BMW has canceled its plan to launch the BMW iX3, its first electric vehicle in years, in the US – following several other automakers focusing their EV supply in other markets.

Electrek, By Fred Lambert

© Electrek | BMW cancels plan to launch iX3 electric SUV in the US

When unveiling the BMW iX3 concept vehicle in 2018, the German automaker said that it’s going to be the first electric vehicle based on its fifth-generation electric powertrain technology, which is designed to enable longer electric range.

However, the company now takes the US market out of the plans.

A BMW spokesperson told Automotive News yesterday:
“At this time we do not have plans to bring the iX3 to the U.S. market,”
The change of plan follows other automakers getting cold feet in the US when it comes to electric vehicles.

Mercedes-Benz has delayed the launch of its own electric SUV, the EQC, to 2021 in the US after deciding to prioritize the European market, where they impose stricter regulations on fleet emissions.


A few months ago, the automaker released the production specs of the BMW iX3 and said that it is going to be equipped with a 74 kWh battery pack, which is going to enable 440 km of range:
With a net energy content of 74 kWh, the high-voltage battery unit installed in the BMW iX3 achieves a range of more than 440 km in the legislative WLTP test cycle. Within its segment, the BMW iX3 boasts not only a unique low power consumption of less than 20 kWh/100km accordingly to the WLTP test cycle, but also stands for a novel ratio between battery size and range.
As usual, it’s important to note that the WLTP range is often difficult to achieve in real-world conditions for most people.

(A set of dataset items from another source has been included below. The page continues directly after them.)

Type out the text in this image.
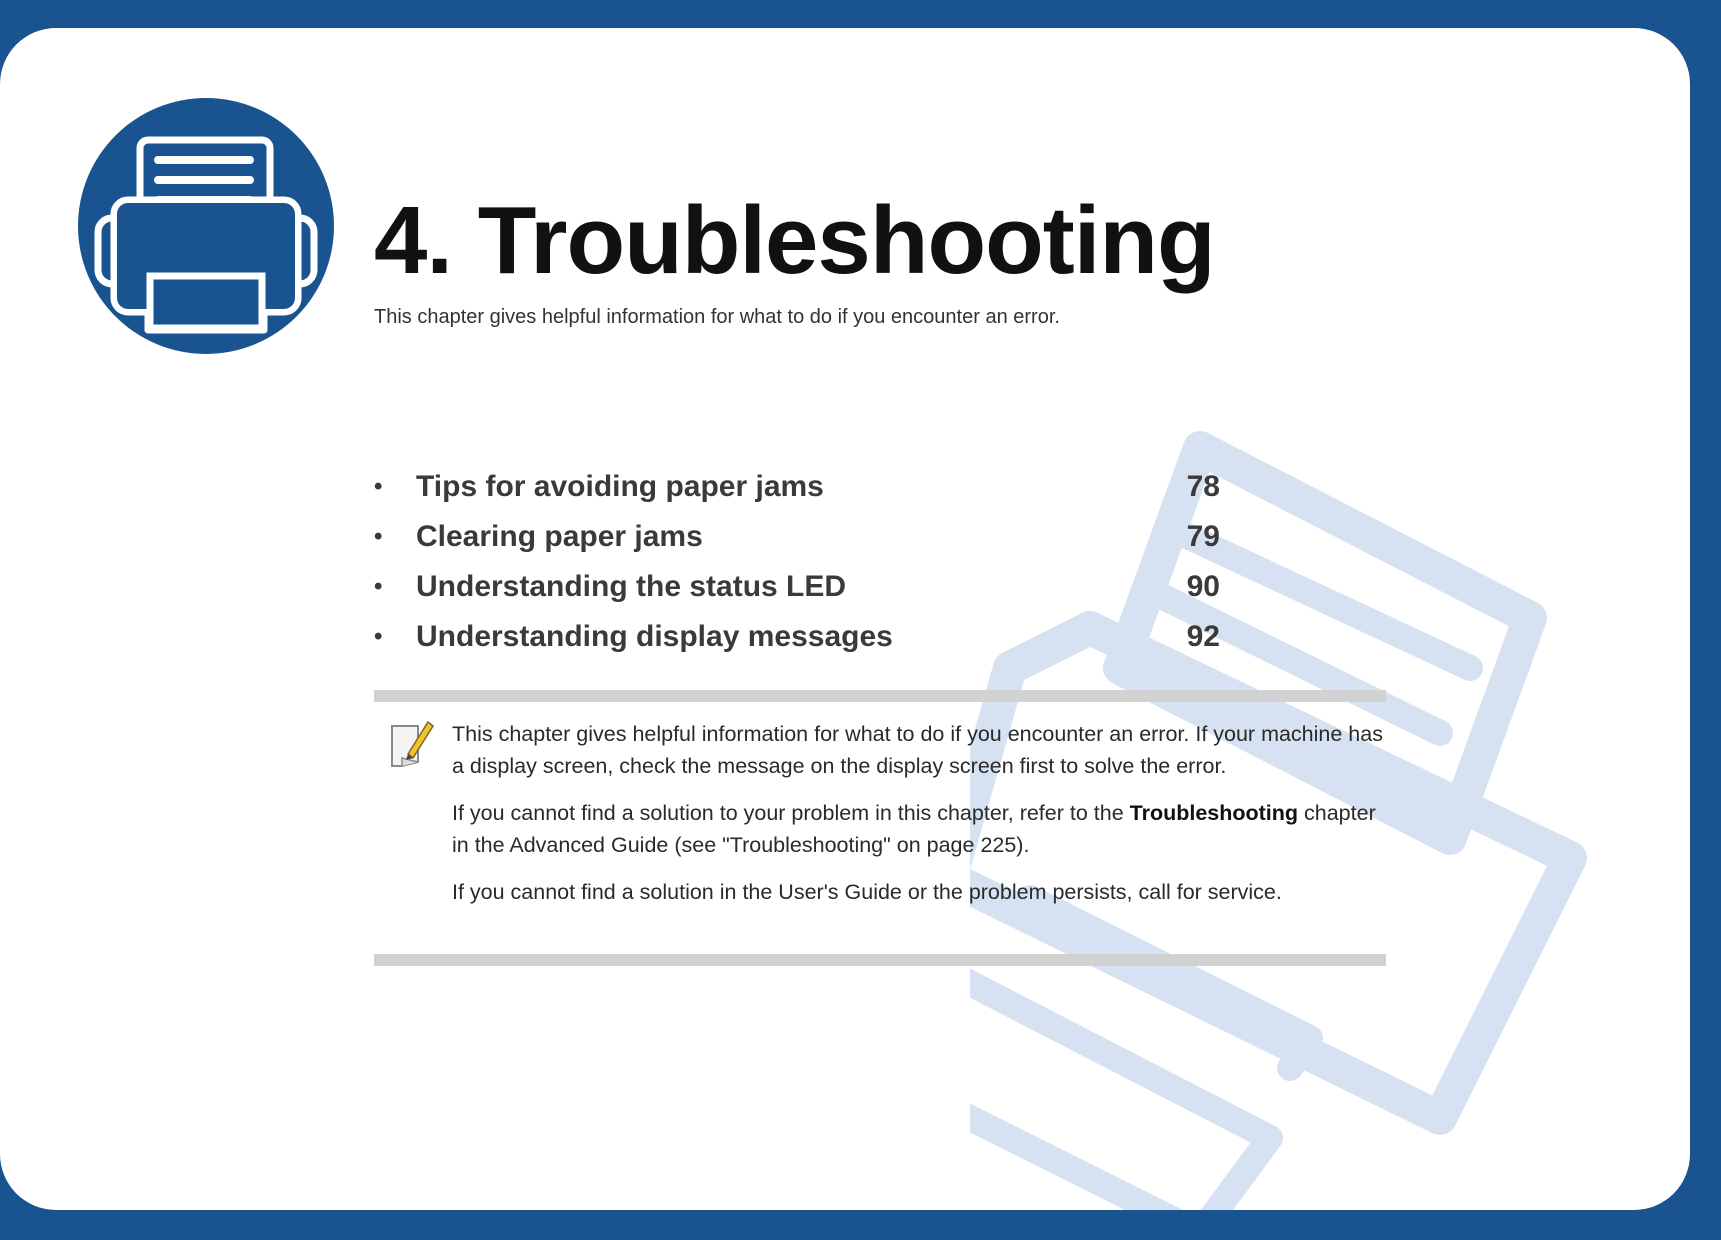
4. Troubleshooting
This chapter gives helpful information for what to do if you encounter an error.
• Tips for avoiding paper jams	78
• Clearing paper jams	79
• Understanding the status LED	90
• Understanding display messages	92

This chapter gives helpful information for what to do if you encounter an error. If your machine has a display screen, check the message on the display screen first to solve the error.

If you cannot find a solution to your problem in this chapter, refer to the Troubleshooting chapter in the Advanced Guide (see "Troubleshooting" on page 225).

If you cannot find a solution in the User's Guide or the problem persists, call for service.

But BMW claims that its 5th gen electric powertrain is really efficient:
The vehicle’s fifth-generation BMW eDrive technology comprises a drive unit in which electric motor, system electronics, and transmission are brought together into a central housing. As a result, the required installation space of the drive technology and its weight are considerably reduced. The ratio between motor output and weight of the drive system improves around 30% compared to the previous generation.
The automaker is using “the latest evolution in NMC-811 technology” cell chemistry in a prismatic format.
They claim that their chemistry contains less cobalt and has a higher gravimetric energy density:
At the same time the BMW engineers were able to reduce the share of cobalt contained in the battery by another two thirds. Compared to former technology used by BMW Group, the gravimetric energy density on cell level in the BMW iX3 is around 20% higher.
BMW also slightly bumped the power of the electric drivetrain from the previously disclosed 200 kW/270 hp to 210 kW/286 hp.

Electrek’s Take

This is a shame. They have no excuse not to make this a global vehicle program and try to achieve the highest volume possible.

You could even argue that it makes the BMW iX3 a compliance electric car if they are only going to launch it where they need to comply with emission regulations.

I find it hard to believe that they don’t see demand for it in the US.

Hopefully, Tesla’s Model Y launch goes smoothly and they prove that the US market is hungry for electric SUVs.